En laat me nog iets anders noemen dat belangrijk is. We hebben een belangrijk onderscheid gemaakt in onze verklaringen en beleidslijnen. We hebben het specifiek over commerciële markten voor wilde dieren voor menselijke consumptie. We begrijpen dat dieren in het wild in veel gemeenschappen erg belangrijk zijn voor het levensonderhoud en het lokale levensonderhoud.
De gegevens geven aan dat als u direct wilde dieren oogst voor lokale consumptie in het wild, de kans op overdracht veel, veel kleiner is. Het probleem is wanneer die wilde dieren naar een toeleveringsketen worden gebracht, naar markten naar de steden, daar neemt het aantal virussen dramatisch toe. We stellen dus geen algemeen verbod voor en we zijn zeker niet van plan om het lokale levensonderhoud in de wilde gebieden negatief te beïnvloeden.

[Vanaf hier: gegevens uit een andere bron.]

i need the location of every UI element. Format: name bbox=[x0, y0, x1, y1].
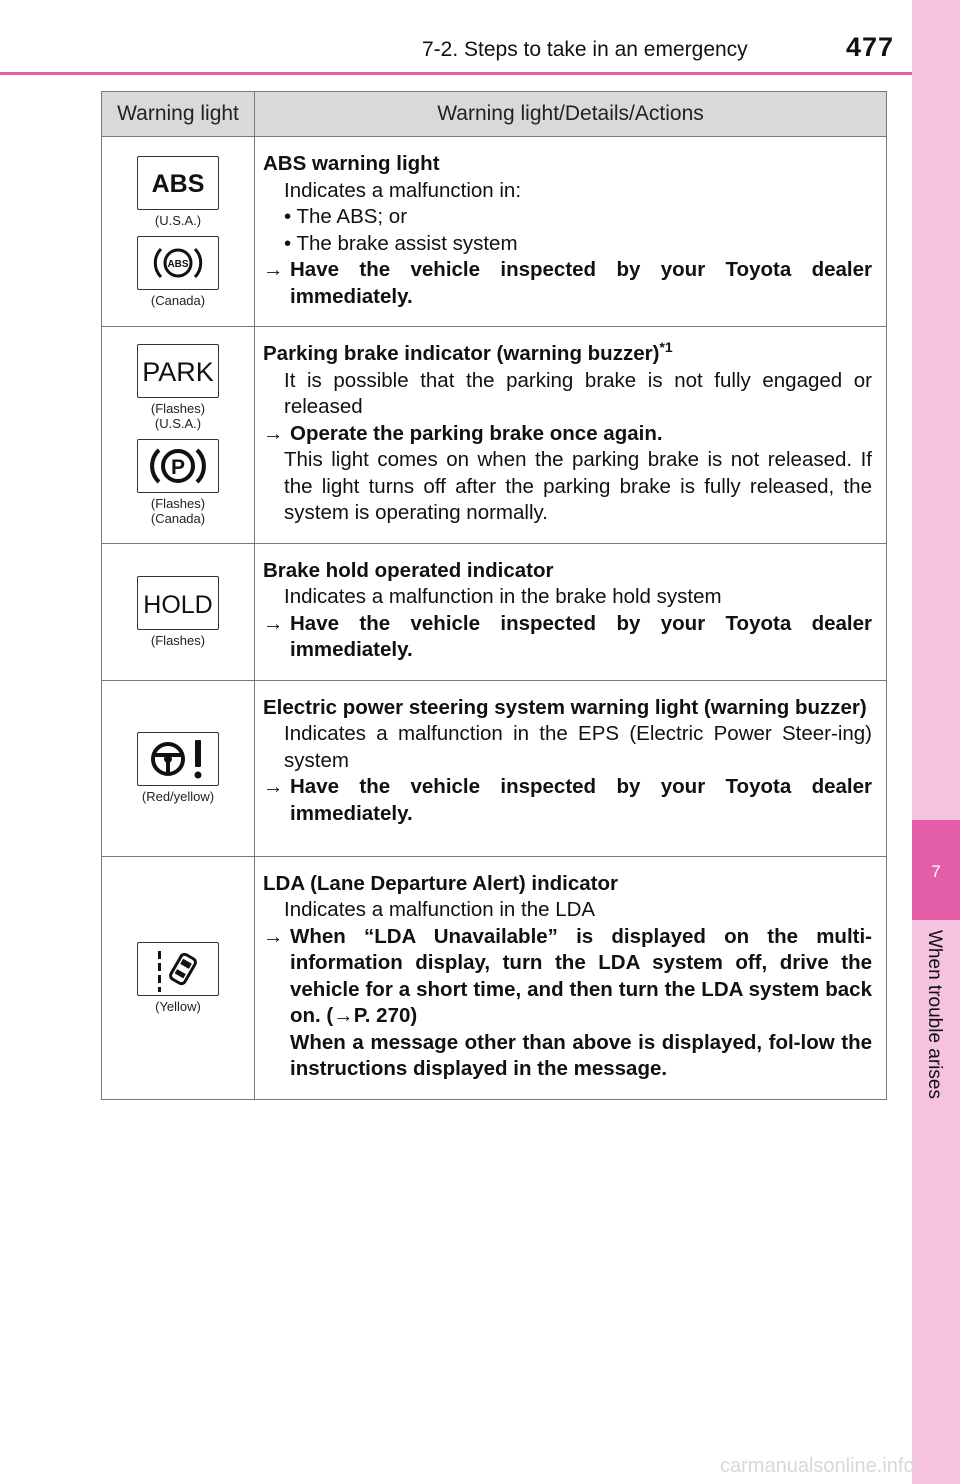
details-cell bbox=[255, 543, 887, 680]
table-row bbox=[102, 543, 887, 680]
warning-title bbox=[263, 341, 872, 368]
action-item bbox=[263, 924, 872, 1083]
details-cell bbox=[255, 856, 887, 1099]
action-item bbox=[263, 611, 872, 664]
svg-text:P: P bbox=[170, 455, 186, 479]
table-header-row bbox=[102, 92, 887, 137]
action-text-part: When a message other than above is displayed, fol-low the instructions displayed in the message. bbox=[290, 1030, 872, 1080]
bullet-item: • The ABS; or bbox=[284, 205, 408, 228]
arrow-glyph: → bbox=[263, 258, 284, 281]
icon-caption: (Flashes) bbox=[150, 632, 206, 648]
warning-title: ABS warning light bbox=[263, 152, 440, 175]
hold-text-icon bbox=[137, 576, 219, 630]
action-item bbox=[263, 257, 872, 310]
detail-text: Indicates a malfunction in the LDA bbox=[284, 898, 596, 921]
svg-text:ABS: ABS bbox=[167, 258, 189, 270]
svg-text:PARK: PARK bbox=[142, 356, 214, 387]
action-text: Have the vehicle inspected by your Toyota dealer immediately. bbox=[290, 258, 872, 308]
arrow-glyph: → bbox=[263, 924, 284, 948]
table-row bbox=[102, 856, 887, 1099]
steering-wheel-warning-icon bbox=[137, 732, 219, 786]
action-item bbox=[263, 774, 872, 827]
column-header-warning-light: Warning light bbox=[102, 92, 255, 137]
detail-text: Indicates a malfunction in the brake hold system bbox=[284, 585, 722, 608]
chapter-title: When trouble arises bbox=[924, 930, 945, 1099]
arrow-glyph: → bbox=[263, 775, 284, 798]
chapter-number: 7 bbox=[931, 862, 941, 881]
lane-departure-icon bbox=[137, 942, 219, 996]
action-text bbox=[290, 924, 872, 1083]
header-rule bbox=[0, 72, 912, 75]
table-row bbox=[102, 327, 887, 544]
arrow-glyph: → bbox=[263, 421, 284, 445]
warning-title: LDA (Lane Departure Alert) indicator bbox=[263, 871, 618, 895]
icon-caption bbox=[102, 401, 254, 431]
action-text: Have the vehicle inspected by your Toyota dealer immediately. bbox=[290, 775, 872, 825]
table-row bbox=[102, 137, 887, 327]
section-title: 7-2. Steps to take in an emergency bbox=[422, 38, 748, 61]
footnote-marker: *1 bbox=[659, 339, 673, 356]
svg-text:HOLD: HOLD bbox=[143, 590, 213, 619]
icon-caption: (Yellow) bbox=[155, 998, 201, 1014]
watermark: carmanualsonline.info bbox=[720, 1455, 915, 1477]
warning-title-text: Parking brake indicator (warning buzzer) bbox=[263, 342, 660, 365]
abs-circle-icon bbox=[137, 236, 219, 290]
arrow-glyph: → bbox=[263, 611, 284, 635]
warning-title: Brake hold operated indicator bbox=[263, 558, 554, 582]
detail-text: It is possible that the parking brake is not fully engaged or released bbox=[284, 368, 872, 418]
abs-text-icon bbox=[137, 156, 219, 210]
icon-caption-line: (Canada) bbox=[150, 510, 206, 526]
action-text: Operate the parking brake once again. bbox=[290, 421, 663, 445]
warning-title: Electric power steering system warning light (warning buzzer) bbox=[263, 695, 867, 719]
details-cell bbox=[255, 327, 887, 544]
park-text-icon bbox=[137, 344, 219, 398]
warning-light-table bbox=[101, 91, 887, 1100]
details-cell bbox=[255, 680, 887, 856]
bullet-item: • The brake assist system bbox=[284, 231, 518, 255]
column-header-details: Warning light/Details/Actions bbox=[255, 92, 887, 137]
svg-text:ABS: ABS bbox=[151, 169, 205, 198]
chapter-side-tab bbox=[912, 0, 960, 1484]
icon-caption-line: (U.S.A.) bbox=[154, 415, 202, 431]
icon-caption-line: (Flashes) bbox=[150, 400, 206, 416]
warning-light-cell bbox=[102, 680, 255, 856]
icon-caption bbox=[102, 496, 254, 526]
warning-light-cell bbox=[102, 327, 255, 544]
page-number: 477 bbox=[846, 32, 895, 62]
park-circle-icon bbox=[137, 439, 219, 493]
warning-light-cell bbox=[102, 856, 255, 1099]
detail-text: This light comes on when the parking brake is not released. If the light turns off after the parking brake is fully released, the system is operating normally. bbox=[284, 448, 872, 524]
icon-caption-line: (Flashes) bbox=[150, 495, 206, 511]
icon-caption: (U.S.A.) bbox=[154, 212, 202, 228]
action-text: Have the vehicle inspected by your Toyota dealer immediately. bbox=[290, 611, 872, 661]
detail-text: Indicates a malfunction in: bbox=[284, 178, 522, 202]
action-text-part: When “LDA Unavailable” is displayed on the multi-information display, turn the LDA system off, drive the vehicle for a short time, and then turn the LDA system back on. (→P. 270) bbox=[290, 924, 872, 1027]
detail-text: Indicates a malfunction in the EPS (Electric Power Steer-ing) system bbox=[284, 722, 872, 772]
icon-caption: (Red/yellow) bbox=[141, 789, 215, 804]
table-row bbox=[102, 680, 887, 856]
icon-caption: (Canada) bbox=[150, 292, 206, 308]
warning-light-cell bbox=[102, 543, 255, 680]
action-item bbox=[263, 421, 872, 448]
details-cell bbox=[255, 137, 887, 327]
warning-light-cell bbox=[102, 137, 255, 327]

Dat leidt me perfect naar mijn laatste vraag. In een recent stuk schreef u dat “bescherming en behoud” niet moet worden gezien “als een concurrerend belang voor economische en sociale ontwikkeling”. Hoe moeten we dan de relatie tussen de twee begrijpen?
Er is altijd een valse dichotomie geweest: iets bewaren of gebruiken. Wat we ons realiseren is dat de natuur ons zoveel diensten verleent, of het nu gaat om schoon water, schone lucht, voedsel. We vertrouwen allemaal op de natuur, of die nu direct in het wild gebruikt of door de producten en goederen en diensten die we allemaal dagelijks gebruiken.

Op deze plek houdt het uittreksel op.